In carrying out the item analysis, the difficulty index and discrimination index were determined by applying the relevant formula. Also the distracter effectiveness was also checked by recording the number of people that chose each option for both high achievers and low achievers so as to find out if there are some options that were not chosen at all. After analysis, items with discrimination index above 0.20 and a difficulty index between 0.3 and 0.7 are considered to be good items [12]. However, those items with index of discrimination between 0.20 to 0.29 are considered to be marginal items usually needing and being subject to improvement and for this study, they were dropped. Also adopting the SPSS and R statistical analysis packages, charts like simple bar charts, scatter plot and lolliplots were applied in analyzing the data.

Reliability

The split-half method was adopted in determining the reliability of the test items. The items were administered to a sample of 32 SS1 students from Anambra east local government area. Scores of even and odd items were separately done to obtain two sets of scores for each student. Product moment correlation coefficient of 0.76 was derived for the two half tests.

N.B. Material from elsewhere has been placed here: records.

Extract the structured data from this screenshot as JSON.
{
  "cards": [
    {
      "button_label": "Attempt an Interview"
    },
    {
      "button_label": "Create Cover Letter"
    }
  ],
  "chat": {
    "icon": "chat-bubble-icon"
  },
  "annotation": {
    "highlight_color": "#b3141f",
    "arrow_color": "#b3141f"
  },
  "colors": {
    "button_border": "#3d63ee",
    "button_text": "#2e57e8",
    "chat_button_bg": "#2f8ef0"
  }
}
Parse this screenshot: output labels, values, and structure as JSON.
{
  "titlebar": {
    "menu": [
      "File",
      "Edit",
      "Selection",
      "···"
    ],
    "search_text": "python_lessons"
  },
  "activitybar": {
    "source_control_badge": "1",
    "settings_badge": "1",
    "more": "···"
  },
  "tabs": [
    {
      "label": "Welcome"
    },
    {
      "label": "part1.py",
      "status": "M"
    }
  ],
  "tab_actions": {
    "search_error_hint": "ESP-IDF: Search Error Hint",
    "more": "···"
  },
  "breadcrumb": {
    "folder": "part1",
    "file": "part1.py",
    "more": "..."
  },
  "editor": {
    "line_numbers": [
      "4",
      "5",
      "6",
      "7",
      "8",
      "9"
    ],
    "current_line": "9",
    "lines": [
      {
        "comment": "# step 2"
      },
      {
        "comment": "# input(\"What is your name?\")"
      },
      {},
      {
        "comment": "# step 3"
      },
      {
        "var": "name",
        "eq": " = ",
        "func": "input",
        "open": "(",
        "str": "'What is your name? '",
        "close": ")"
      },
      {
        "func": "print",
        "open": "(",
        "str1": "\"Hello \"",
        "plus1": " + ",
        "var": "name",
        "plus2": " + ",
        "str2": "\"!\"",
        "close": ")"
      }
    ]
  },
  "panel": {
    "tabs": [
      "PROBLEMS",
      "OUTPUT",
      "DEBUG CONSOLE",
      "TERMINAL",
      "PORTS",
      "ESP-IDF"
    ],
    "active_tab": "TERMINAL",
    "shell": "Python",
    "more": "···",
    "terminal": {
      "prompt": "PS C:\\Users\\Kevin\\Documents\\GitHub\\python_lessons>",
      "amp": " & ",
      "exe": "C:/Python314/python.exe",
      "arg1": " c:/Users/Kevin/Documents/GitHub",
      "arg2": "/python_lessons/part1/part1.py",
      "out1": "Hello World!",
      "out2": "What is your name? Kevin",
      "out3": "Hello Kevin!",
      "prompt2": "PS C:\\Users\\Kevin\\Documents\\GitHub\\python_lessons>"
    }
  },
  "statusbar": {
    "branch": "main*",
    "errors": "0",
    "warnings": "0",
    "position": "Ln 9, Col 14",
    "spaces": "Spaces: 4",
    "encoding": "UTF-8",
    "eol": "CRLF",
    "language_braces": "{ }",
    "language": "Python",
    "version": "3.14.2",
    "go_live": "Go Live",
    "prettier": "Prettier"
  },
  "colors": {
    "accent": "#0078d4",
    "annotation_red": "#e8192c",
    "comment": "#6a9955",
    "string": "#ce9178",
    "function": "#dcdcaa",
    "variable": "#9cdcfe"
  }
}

Then Spearman-Brown prophecy formula was applied to obtain a reliability of 0.86.

Determination of Test Norm

The test norm points to the performance of a typical individual and it gives the rational for interpreting the score of any person who takes the test later. Since the test was developed for SS1 students, with no particular age specification, a class norm (mean) was determined for the scores. To determine the class norm, the items which scaled through item analysis were administered to a sample of 1000 SS1 students drawn from schools in Onitsha education zone, Anambra State. The answers were scored, summed up and a class mean calculated. This became the test norm.

Purpose of the Study

Generally, this study aimed at generating 80 items objective test and standardizing it. Specifically it determined:

The number of items allotted to the content areas in SS1 mathematics based on the six levels of the cognitive domain
The difficulty index of the 80 objective mathematics items
The discrimination index of the 80 objective mathematics items
The number of items that were good and exceeded the marginal level of acceptance
The class norm for the items exceeding the marginal level of acceptance

Research Question

The following research questions were answered:

What numbers of items are allotted to the seven content areas in SS1 objective mathematics test based on the six levels of the cognitive domain
What are the discrimination indexes of each of the 80 objective mathematics items
What are the difficulty indexes of each of the 80 objective mathematics items
How many items of the 80 objective test items had good difficulty index and exceeded the marginal level for acceptance?
What is the class norm for the items exceeding the marginal level of acceptance?

Hypothesis

There is no statistically significant relationship between the difficulty indexes of the test items and their discrimination indexes at 0.05 significant level.

RESULTS

The results are presented according to the research questions.

Research Question 1

What number of items is allotted to the seven content areas in SS1 objective mathematics based on the six levels of the cognitive domain.

Table 1 reveals that out of the 80 objective test items, 7 questions were allotted to set, 14 to introduction to formal geometry, 20 to statistics, 13 to indices and logarithms, 12 to fractions, decimals and percentages, 6 to numbers and numeration, 10 to quadratic equations.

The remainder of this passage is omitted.